All our alignment files are in BAM or CRAM format. BAM is a standard alignment format which was defined by the 1000 Genomes consortium and has since seen wide community adoption, whereas CRAM is a compressed version of this. This compression is driven by the reference the sequence data is aligned to.

The CRAM file format was designed by the EBI to reduce the disk footprint of alignment data in these days of ever-increasing data volumes.

The CRAM files the 1000 Genomes project distributes are lossy cram files which reduce the base quality scores using the Illumina 8-bin compression scheme as described in the lossy compression section on the cram usage page

There is a github page where the format of CRAM file is discussed and help can be found.
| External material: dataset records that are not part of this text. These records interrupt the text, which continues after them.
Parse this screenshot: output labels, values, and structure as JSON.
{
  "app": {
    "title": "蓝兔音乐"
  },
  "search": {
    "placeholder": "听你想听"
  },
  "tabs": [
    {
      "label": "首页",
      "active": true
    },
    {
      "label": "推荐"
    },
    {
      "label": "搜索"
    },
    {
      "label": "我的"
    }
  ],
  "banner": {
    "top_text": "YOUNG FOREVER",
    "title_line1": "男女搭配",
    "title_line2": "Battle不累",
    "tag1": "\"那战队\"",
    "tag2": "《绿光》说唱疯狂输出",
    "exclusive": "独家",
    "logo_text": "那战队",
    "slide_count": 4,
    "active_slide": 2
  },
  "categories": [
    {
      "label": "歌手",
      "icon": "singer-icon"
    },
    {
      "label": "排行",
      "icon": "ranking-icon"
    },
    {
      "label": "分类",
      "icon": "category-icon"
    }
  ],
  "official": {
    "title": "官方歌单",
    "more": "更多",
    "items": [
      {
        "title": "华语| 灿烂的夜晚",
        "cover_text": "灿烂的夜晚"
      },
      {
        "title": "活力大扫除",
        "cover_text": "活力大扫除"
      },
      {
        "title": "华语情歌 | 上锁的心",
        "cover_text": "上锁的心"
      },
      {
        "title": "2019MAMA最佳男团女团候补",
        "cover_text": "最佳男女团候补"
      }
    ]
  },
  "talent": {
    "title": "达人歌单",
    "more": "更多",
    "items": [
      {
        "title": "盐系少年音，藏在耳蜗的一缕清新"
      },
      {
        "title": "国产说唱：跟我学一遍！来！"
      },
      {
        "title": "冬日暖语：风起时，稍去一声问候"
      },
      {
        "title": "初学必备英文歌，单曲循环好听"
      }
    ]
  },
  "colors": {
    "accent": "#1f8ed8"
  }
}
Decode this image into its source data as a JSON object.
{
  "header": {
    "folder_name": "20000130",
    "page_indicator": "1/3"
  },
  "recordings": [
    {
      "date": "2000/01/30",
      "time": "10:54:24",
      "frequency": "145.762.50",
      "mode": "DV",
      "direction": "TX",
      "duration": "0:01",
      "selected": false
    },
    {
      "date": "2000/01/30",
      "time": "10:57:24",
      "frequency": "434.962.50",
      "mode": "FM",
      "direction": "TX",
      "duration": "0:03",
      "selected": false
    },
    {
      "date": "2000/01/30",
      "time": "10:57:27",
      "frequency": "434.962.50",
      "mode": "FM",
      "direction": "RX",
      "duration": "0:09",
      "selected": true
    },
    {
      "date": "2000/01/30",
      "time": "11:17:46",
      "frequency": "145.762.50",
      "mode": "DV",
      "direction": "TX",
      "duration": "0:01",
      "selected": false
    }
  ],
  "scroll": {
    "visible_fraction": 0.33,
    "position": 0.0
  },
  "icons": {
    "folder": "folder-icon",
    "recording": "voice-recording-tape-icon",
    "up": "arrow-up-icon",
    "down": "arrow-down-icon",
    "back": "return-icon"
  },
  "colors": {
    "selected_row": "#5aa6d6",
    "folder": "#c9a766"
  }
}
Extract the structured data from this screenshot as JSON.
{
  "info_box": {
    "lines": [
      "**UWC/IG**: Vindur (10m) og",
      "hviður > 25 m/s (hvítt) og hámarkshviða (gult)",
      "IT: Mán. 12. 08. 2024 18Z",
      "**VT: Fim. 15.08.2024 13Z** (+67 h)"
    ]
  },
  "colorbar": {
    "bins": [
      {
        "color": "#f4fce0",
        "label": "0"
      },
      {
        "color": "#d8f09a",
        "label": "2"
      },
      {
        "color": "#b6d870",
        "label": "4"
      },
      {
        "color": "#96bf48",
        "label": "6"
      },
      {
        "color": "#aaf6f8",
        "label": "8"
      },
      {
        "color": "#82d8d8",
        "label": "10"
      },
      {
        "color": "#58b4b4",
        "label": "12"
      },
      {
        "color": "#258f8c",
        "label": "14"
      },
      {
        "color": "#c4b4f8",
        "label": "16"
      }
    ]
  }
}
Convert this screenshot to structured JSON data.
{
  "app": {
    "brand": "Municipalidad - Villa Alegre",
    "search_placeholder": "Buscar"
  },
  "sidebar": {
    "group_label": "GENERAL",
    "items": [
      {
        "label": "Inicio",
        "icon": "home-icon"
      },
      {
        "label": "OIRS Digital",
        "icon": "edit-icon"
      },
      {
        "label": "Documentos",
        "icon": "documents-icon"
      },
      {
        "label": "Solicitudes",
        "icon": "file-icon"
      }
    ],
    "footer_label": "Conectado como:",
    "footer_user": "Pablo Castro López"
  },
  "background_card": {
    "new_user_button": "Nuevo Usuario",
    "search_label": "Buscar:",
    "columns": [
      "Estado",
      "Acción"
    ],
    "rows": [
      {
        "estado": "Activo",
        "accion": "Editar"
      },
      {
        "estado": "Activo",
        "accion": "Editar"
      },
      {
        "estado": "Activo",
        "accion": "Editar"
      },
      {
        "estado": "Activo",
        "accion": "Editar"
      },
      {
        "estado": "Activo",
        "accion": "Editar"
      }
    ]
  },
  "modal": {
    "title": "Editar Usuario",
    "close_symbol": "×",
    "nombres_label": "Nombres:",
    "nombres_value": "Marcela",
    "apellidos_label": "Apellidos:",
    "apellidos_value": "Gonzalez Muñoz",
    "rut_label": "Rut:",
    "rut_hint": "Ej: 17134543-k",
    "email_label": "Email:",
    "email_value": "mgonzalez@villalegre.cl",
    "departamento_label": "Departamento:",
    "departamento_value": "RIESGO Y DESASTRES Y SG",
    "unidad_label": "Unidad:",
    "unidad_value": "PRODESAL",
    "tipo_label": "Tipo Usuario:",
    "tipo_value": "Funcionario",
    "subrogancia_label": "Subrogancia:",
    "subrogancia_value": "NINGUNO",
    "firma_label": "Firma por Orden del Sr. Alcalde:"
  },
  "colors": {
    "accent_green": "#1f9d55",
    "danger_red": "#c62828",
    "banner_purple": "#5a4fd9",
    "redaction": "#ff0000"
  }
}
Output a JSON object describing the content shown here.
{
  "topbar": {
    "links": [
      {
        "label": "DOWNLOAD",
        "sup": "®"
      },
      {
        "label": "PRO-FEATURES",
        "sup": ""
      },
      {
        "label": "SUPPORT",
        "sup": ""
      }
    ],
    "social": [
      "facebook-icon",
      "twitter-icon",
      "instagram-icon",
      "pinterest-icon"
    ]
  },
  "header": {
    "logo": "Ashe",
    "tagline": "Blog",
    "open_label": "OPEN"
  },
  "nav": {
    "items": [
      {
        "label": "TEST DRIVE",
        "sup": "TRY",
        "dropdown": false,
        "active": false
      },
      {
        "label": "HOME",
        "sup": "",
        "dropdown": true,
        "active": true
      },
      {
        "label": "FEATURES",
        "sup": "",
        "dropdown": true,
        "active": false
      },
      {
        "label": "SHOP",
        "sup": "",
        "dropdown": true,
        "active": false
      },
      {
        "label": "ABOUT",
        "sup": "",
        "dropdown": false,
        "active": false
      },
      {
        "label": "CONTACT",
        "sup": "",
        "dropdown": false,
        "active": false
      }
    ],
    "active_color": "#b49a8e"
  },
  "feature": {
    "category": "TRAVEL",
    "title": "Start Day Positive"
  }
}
CRAM files can be read using many Picard tools and work is being done to ensure samtools can also read the file format natively.

BAM file names

The bam file names look like:

NA00000.location.platform.population.analysis_group.YYYYMMDD.bam

The bai index and bas statistics files are also named in the same way.

The name includes the individual sample ID, where the sequence is mapped to, if the file has only contains mapping to a particular chromosome that is what the name contains otherwise, mapped means the whole genome mapping and unmapped means the reads which failed to map to the reference (pairs where one mate mapped and the other didn’t stay in the mapped file), the sequencing platform, the ethnicity of the sample using our three letter population code, the sequencing strategy. The date matches the date of the sequence used to build the bams and can also be found in the sequence.index filename.

Unmapped bams

The unmapped bams contain all the reads for the given individual which could not be placed on the reference genome. It contains no mapping information

Please note that any paired end sequence where one end successfully maps but the other does not both reads are found in the mapped bam

Bas files

Bas files are statistics we generate for our alignment files which we distribute alongside our alignment files.

These are readgroup level statistics in a tab delimited manner and are described in this README

Each mapped and unmapped bam file has an associated bas file and we provide them collected together into a single file in the alignment_indices directory, dated to match the alignment release.

Related questions:

Are the variant calls in IGSR phased?

Answer:

You can tell when a VCF file contains a phased genotype as the delimiter used in the GT field is a pipe symbol | e.g

#CHROM  POS     ID      REF     ALT     QUAL    FILTER  INFO    FORMAT  HG00096
10   60523  rs148087467    T     G       100     PASS    AC=0;AF=0.01;AFR_AF=0.06;AMR_AF=0.0028;AN=2; GT:GL 0|0:-0.19,-0.46,-2.28

The VCF files produced by the final phase of the 1000 Genomes Project (phase 3) are phased. They can be found in the final release directory from the project and in the directory supporting the final publications.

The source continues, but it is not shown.